What is the FSA and What Does it Do?

The Financial Services Authority, also known simply as the FSA, is a financial body, and operates as an independent financial regulator within the UK. The powers that have been granted to the FSA come through the Financial Services and Markets Act 2000. A board is appointed by the Treasury to set the overall policies of the FSA, and on the board you will find managing directors and non-executive directors, as well as a Chief Executive Officer and a Chariman.

The FSA reports to parliament through Treasury ministers, to which it is answerable. The agency is funded through the various financial companies that it regulates. Describing itself as an 'open and transparent' organisation, the FSA's aim is to regulate financial services providers and to protect consumers, as well as to raise awareness and educate.

Set up by the government, the regulatory activities and powers of this agency are the responsibility of the government. The powers that are granted to the FSA means that the agency can take action against financial firms that fail to meet its strict standards and policies, and the agency has responsibility for regulating most financial firms and markets.

What the FSA does

The FSA basically regulates the financial services industry within the UK, and it does this through the implementation of policies and procedures, as well as through setting objectives.
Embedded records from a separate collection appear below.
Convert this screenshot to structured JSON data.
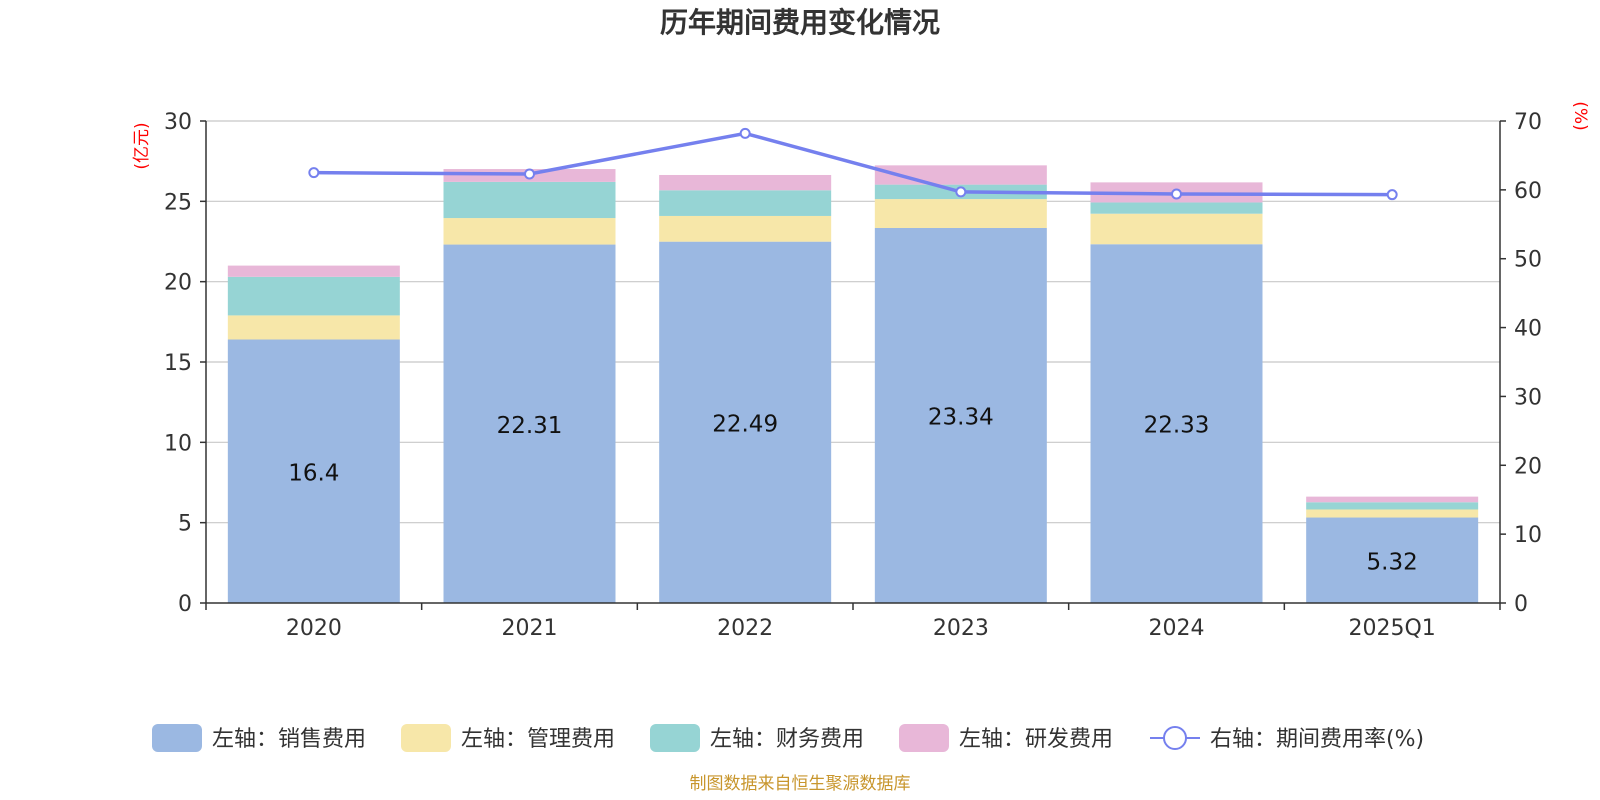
{
  "chart_data": {
    "type": "bar",
    "title": "历年期间费用变化情况",
    "categories": [
      "2020",
      "2021",
      "2022",
      "2023",
      "2024",
      "2025Q1"
    ],
    "left_axis": {
      "unit_label": "(亿元)",
      "ylim": [
        0,
        30
      ],
      "ticks": [
        "0",
        "5",
        "10",
        "15",
        "20",
        "25",
        "30"
      ]
    },
    "right_axis": {
      "unit_label": "(%)",
      "ylim": [
        0,
        70
      ],
      "ticks": [
        "0",
        "10",
        "20",
        "30",
        "40",
        "50",
        "60",
        "70"
      ]
    },
    "stacked": true,
    "series": [
      {
        "name": "左轴：销售费用",
        "axis": "left",
        "type": "bar",
        "color": "#9bb8e2",
        "values": [
          16.4,
          22.31,
          22.49,
          23.34,
          22.33,
          5.32
        ],
        "labels": [
          "16.4",
          "22.31",
          "22.49",
          "23.34",
          "22.33",
          "5.32"
        ]
      },
      {
        "name": "左轴：管理费用",
        "axis": "left",
        "type": "bar",
        "color": "#f7e7a9",
        "values": [
          1.5,
          1.65,
          1.6,
          1.8,
          1.9,
          0.5
        ]
      },
      {
        "name": "左轴：财务费用",
        "axis": "left",
        "type": "bar",
        "color": "#96d4d4",
        "values": [
          2.4,
          2.25,
          1.6,
          0.9,
          0.7,
          0.45
        ]
      },
      {
        "name": "左轴：研发费用",
        "axis": "left",
        "type": "bar",
        "color": "#e8b7d8",
        "values": [
          0.7,
          0.8,
          0.95,
          1.2,
          1.25,
          0.35
        ]
      },
      {
        "name": "右轴：期间费用率(%)",
        "axis": "right",
        "type": "line",
        "color": "#7580ee",
        "values": [
          62.5,
          62.3,
          68.2,
          59.7,
          59.4,
          59.3
        ]
      }
    ],
    "grid": true,
    "legend_position": "bottom"
  },
  "source_note": "制图数据来自恒生聚源数据库"
}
The agency has a number of statutory objectives, and these include: raising public awareness of the financial services industry, increasing consumer protection when it comes to financial services and products, improving upon consumer confidence when it comes to financial services and products, and reducing financial crime committed by financial firms.
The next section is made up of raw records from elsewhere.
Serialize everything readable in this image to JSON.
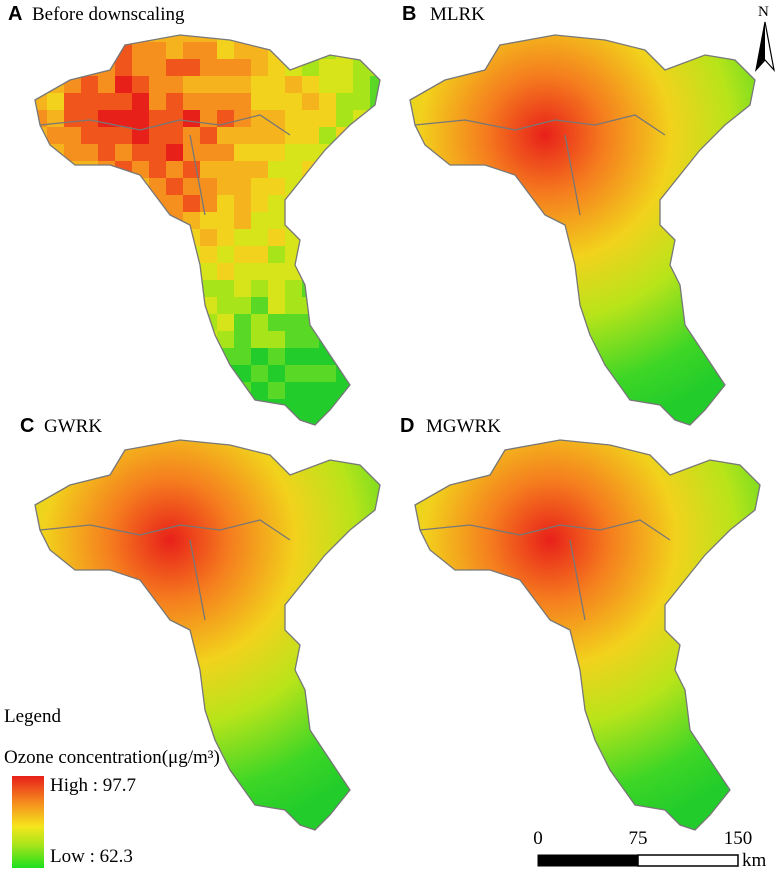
{
  "panels": [
    {
      "letter": "A",
      "title": "Before downscaling"
    },
    {
      "letter": "B",
      "title": "MLRK"
    },
    {
      "letter": "C",
      "title": "GWRK"
    },
    {
      "letter": "D",
      "title": "MGWRK"
    }
  ],
  "north": "N",
  "legend": {
    "heading": "Legend",
    "title": "Ozone concentration(μg/m³)",
    "high": "High : 97.7",
    "low": "Low : 62.3"
  },
  "scale_bar": {
    "labels": [
      "0",
      "75",
      "150"
    ],
    "unit": "km"
  }
}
The strategic aims of the FSA, as set out in its website, are:

'Promoting efficient, orderly and fair markets'

'Helping retail consumers achieve a fair deal'

'Improving our business capability and effectiveness'

The FSA sets standards that must be met by member companies in order for these firms to comply with FSA regulations. This provides peace of mind for consumers, as they know that when they use a financial firm that is FSA regulated the firm is complying with various regulations and policies designed to protect the consumer, amongst other things. These policies and regulations ensure that the member financial firms are adhering to set standards and practices.

In short, the FSA provides a range of valuable services, and in addition to setting out policies and standards with which financial services providers must comply, it also acts to protect and educate the public about financial services, reduce financial criminal activity by firms, and promote efficient and fair markets within the financial sector.